Any group can be expressed as a union of subgroups, each of which is Maximal among abelian subgroups (?).

Definitions used

Maximal among Abelian subgroups

Further information: Maximal among Abelian subgroups

A maximal among abelian subgroups is an abelian subgroup that is not contained in any bigger abelian subgroup. Equivalently it is a subgroup that equals its own centralizer.

Related facts

• Every group is a union of cyclic subgroups

Facts used

1. Every abelian subgroup is contained in a maximal among abelian subgroups

Proof

Given: A slender group ${\displaystyle G}$.

To prove: ${\displaystyle G}$ is a union of subgroups, each of which is maximal among abelian subgroups.

Proof: We shall prove that every element ${\displaystyle g\in G}$ is contained in a subgroup of ${\displaystyle G}$ that is maximal among abelian subgroups of ${\displaystyle G}$. Taking the union of such subgroups over all ${\displaystyle g\in G}$ yields that ${\displaystyle G}$ is a union of subgroups, each of which is maximal among abelian subgroups.

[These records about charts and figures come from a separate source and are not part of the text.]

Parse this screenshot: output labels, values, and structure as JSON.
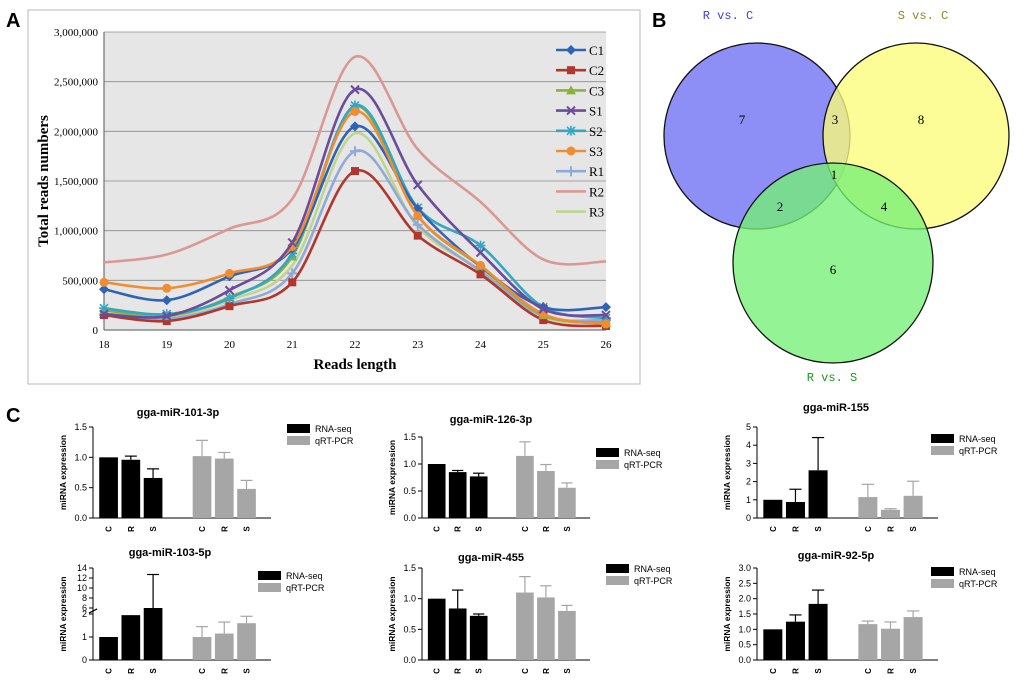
{
  "panels": {
    "A": "A",
    "B": "B",
    "C": "C"
  },
  "chart_data": [
    {
      "type": "line",
      "title": "",
      "xlabel": "Reads length",
      "ylabel": "Total reads numbers",
      "x": [
        18,
        19,
        20,
        21,
        22,
        23,
        24,
        25,
        26
      ],
      "xticks": [
        "18",
        "19",
        "20",
        "21",
        "22",
        "23",
        "24",
        "25",
        "26"
      ],
      "ylim": [
        0,
        3000000
      ],
      "yticks": [
        "0",
        "500,000",
        "1,000,000",
        "1,500,000",
        "2,000,000",
        "2,500,000",
        "3,000,000"
      ],
      "grid": true,
      "legend": "right",
      "series": [
        {
          "name": "C1",
          "color": "#2f63b5",
          "marker": "diamond",
          "values": [
            410000,
            300000,
            540000,
            820000,
            2050000,
            1220000,
            640000,
            230000,
            230000
          ]
        },
        {
          "name": "C2",
          "color": "#b0362e",
          "marker": "square",
          "values": [
            150000,
            90000,
            240000,
            480000,
            1600000,
            950000,
            560000,
            100000,
            40000
          ]
        },
        {
          "name": "C3",
          "color": "#8ab03e",
          "marker": "triangle",
          "values": [
            200000,
            140000,
            330000,
            740000,
            2250000,
            1150000,
            640000,
            150000,
            70000
          ]
        },
        {
          "name": "S1",
          "color": "#6a4c9c",
          "marker": "x",
          "values": [
            160000,
            140000,
            400000,
            880000,
            2420000,
            1460000,
            780000,
            210000,
            150000
          ]
        },
        {
          "name": "S2",
          "color": "#34a6c4",
          "marker": "star",
          "values": [
            220000,
            160000,
            320000,
            770000,
            2260000,
            1230000,
            850000,
            230000,
            120000
          ]
        },
        {
          "name": "S3",
          "color": "#ef8d33",
          "marker": "circle",
          "values": [
            480000,
            420000,
            570000,
            840000,
            2200000,
            1150000,
            650000,
            160000,
            60000
          ]
        },
        {
          "name": "R1",
          "color": "#8fa9d8",
          "marker": "plus",
          "values": [
            150000,
            110000,
            260000,
            570000,
            1800000,
            1060000,
            590000,
            140000,
            100000
          ]
        },
        {
          "name": "R2",
          "color": "#d99896",
          "marker": "none",
          "values": [
            680000,
            760000,
            1020000,
            1320000,
            2750000,
            1820000,
            1290000,
            710000,
            690000
          ]
        },
        {
          "name": "R3",
          "color": "#bfd58d",
          "marker": "none",
          "values": [
            170000,
            130000,
            300000,
            650000,
            1980000,
            1040000,
            600000,
            130000,
            80000
          ]
        }
      ]
    },
    {
      "type": "venn",
      "sets": [
        "R vs. C",
        "S vs. C",
        "R vs. S"
      ],
      "set_colors": [
        "#6e6ef5",
        "#fdfd7a",
        "#76f076"
      ],
      "label_colors": [
        "#3f3fd8",
        "#8a8a1e",
        "#1a9a1a"
      ],
      "regions": {
        "R_only": "7",
        "S_only": "8",
        "RS_only": "6",
        "R_S": "3",
        "R_RS": "2",
        "S_RS": "4",
        "all": "1"
      }
    },
    {
      "type": "bar",
      "title": "gga-miR-101-3p",
      "ylabel": "miRNA expression",
      "ylim": [
        0,
        1.5
      ],
      "yticks": [
        "0.0",
        "0.5",
        "1.0",
        "1.5"
      ],
      "categories": [
        "C",
        "R",
        "S"
      ],
      "series": [
        {
          "name": "RNA-seq",
          "color": "#000000",
          "values": [
            1.0,
            0.96,
            0.66
          ],
          "errors": [
            0,
            0.06,
            0.15
          ]
        },
        {
          "name": "qRT-PCR",
          "color": "#a6a6a6",
          "values": [
            1.02,
            0.98,
            0.48
          ],
          "errors": [
            0.26,
            0.1,
            0.14
          ]
        }
      ]
    },
    {
      "type": "bar",
      "title": "gga-miR-126-3p",
      "ylabel": "miRNA expression",
      "ylim": [
        0,
        1.5
      ],
      "yticks": [
        "0.0",
        "0.5",
        "1.0",
        "1.5"
      ],
      "categories": [
        "C",
        "R",
        "S"
      ],
      "series": [
        {
          "name": "RNA-seq",
          "color": "#000000",
          "values": [
            1.0,
            0.85,
            0.77
          ],
          "errors": [
            0,
            0.03,
            0.06
          ]
        },
        {
          "name": "qRT-PCR",
          "color": "#a6a6a6",
          "values": [
            1.15,
            0.87,
            0.56
          ],
          "errors": [
            0.26,
            0.12,
            0.09
          ]
        }
      ]
    },
    {
      "type": "bar",
      "title": "gga-miR-155",
      "ylabel": "miRNA expression",
      "ylim": [
        0,
        5
      ],
      "yticks": [
        "0",
        "1",
        "2",
        "3",
        "4",
        "5"
      ],
      "categories": [
        "C",
        "R",
        "S"
      ],
      "series": [
        {
          "name": "RNA-seq",
          "color": "#000000",
          "values": [
            1.0,
            0.88,
            2.62
          ],
          "errors": [
            0,
            0.7,
            1.8
          ]
        },
        {
          "name": "qRT-PCR",
          "color": "#a6a6a6",
          "values": [
            1.15,
            0.45,
            1.22
          ],
          "errors": [
            0.7,
            0.06,
            0.8
          ]
        }
      ]
    },
    {
      "type": "bar",
      "title": "gga-miR-103-5p",
      "ylabel": "miRNA expression",
      "broken_axis": true,
      "yticks": [
        "0",
        "1",
        "2",
        "6",
        "8",
        "10",
        "12",
        "14"
      ],
      "categories": [
        "C",
        "R",
        "S"
      ],
      "series": [
        {
          "name": "RNA-seq",
          "color": "#000000",
          "values": [
            1.0,
            1.95,
            6.0
          ],
          "errors": [
            0,
            0.7,
            6.7
          ]
        },
        {
          "name": "qRT-PCR",
          "color": "#a6a6a6",
          "values": [
            1.0,
            1.15,
            1.6
          ],
          "errors": [
            0.45,
            0.5,
            0.3
          ]
        }
      ]
    },
    {
      "type": "bar",
      "title": "gga-miR-455",
      "ylabel": "miRNA expression",
      "ylim": [
        0,
        1.5
      ],
      "yticks": [
        "0.0",
        "0.5",
        "1.0",
        "1.5"
      ],
      "categories": [
        "C",
        "R",
        "S"
      ],
      "series": [
        {
          "name": "RNA-seq",
          "color": "#000000",
          "values": [
            1.0,
            0.84,
            0.72
          ],
          "errors": [
            0,
            0.3,
            0.03
          ]
        },
        {
          "name": "qRT-PCR",
          "color": "#a6a6a6",
          "values": [
            1.1,
            1.02,
            0.8
          ],
          "errors": [
            0.26,
            0.19,
            0.09
          ]
        }
      ]
    },
    {
      "type": "bar",
      "title": "gga-miR-92-5p",
      "ylabel": "miRNA expression",
      "ylim": [
        0,
        3
      ],
      "yticks": [
        "0.0",
        "0.5",
        "1.0",
        "1.5",
        "2.0",
        "2.5",
        "3.0"
      ],
      "categories": [
        "C",
        "R",
        "S"
      ],
      "series": [
        {
          "name": "RNA-seq",
          "color": "#000000",
          "values": [
            1.0,
            1.25,
            1.83
          ],
          "errors": [
            0,
            0.22,
            0.45
          ]
        },
        {
          "name": "qRT-PCR",
          "color": "#a6a6a6",
          "values": [
            1.17,
            1.02,
            1.4
          ],
          "errors": [
            0.1,
            0.22,
            0.2
          ]
        }
      ]
    }
  ]
}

First, observe that ${\displaystyle g}$ is contained in an abelian subgroup -- the cyclic subgroup generated by ${\displaystyle g}$. By fact (1), this Abelian subgroup is contained in a subgroup that is maximal among abelian subgroups. Hence ${\displaystyle g}$ is contained in a subgroup that is maximal among abelian subgroups of ${\displaystyle G}$.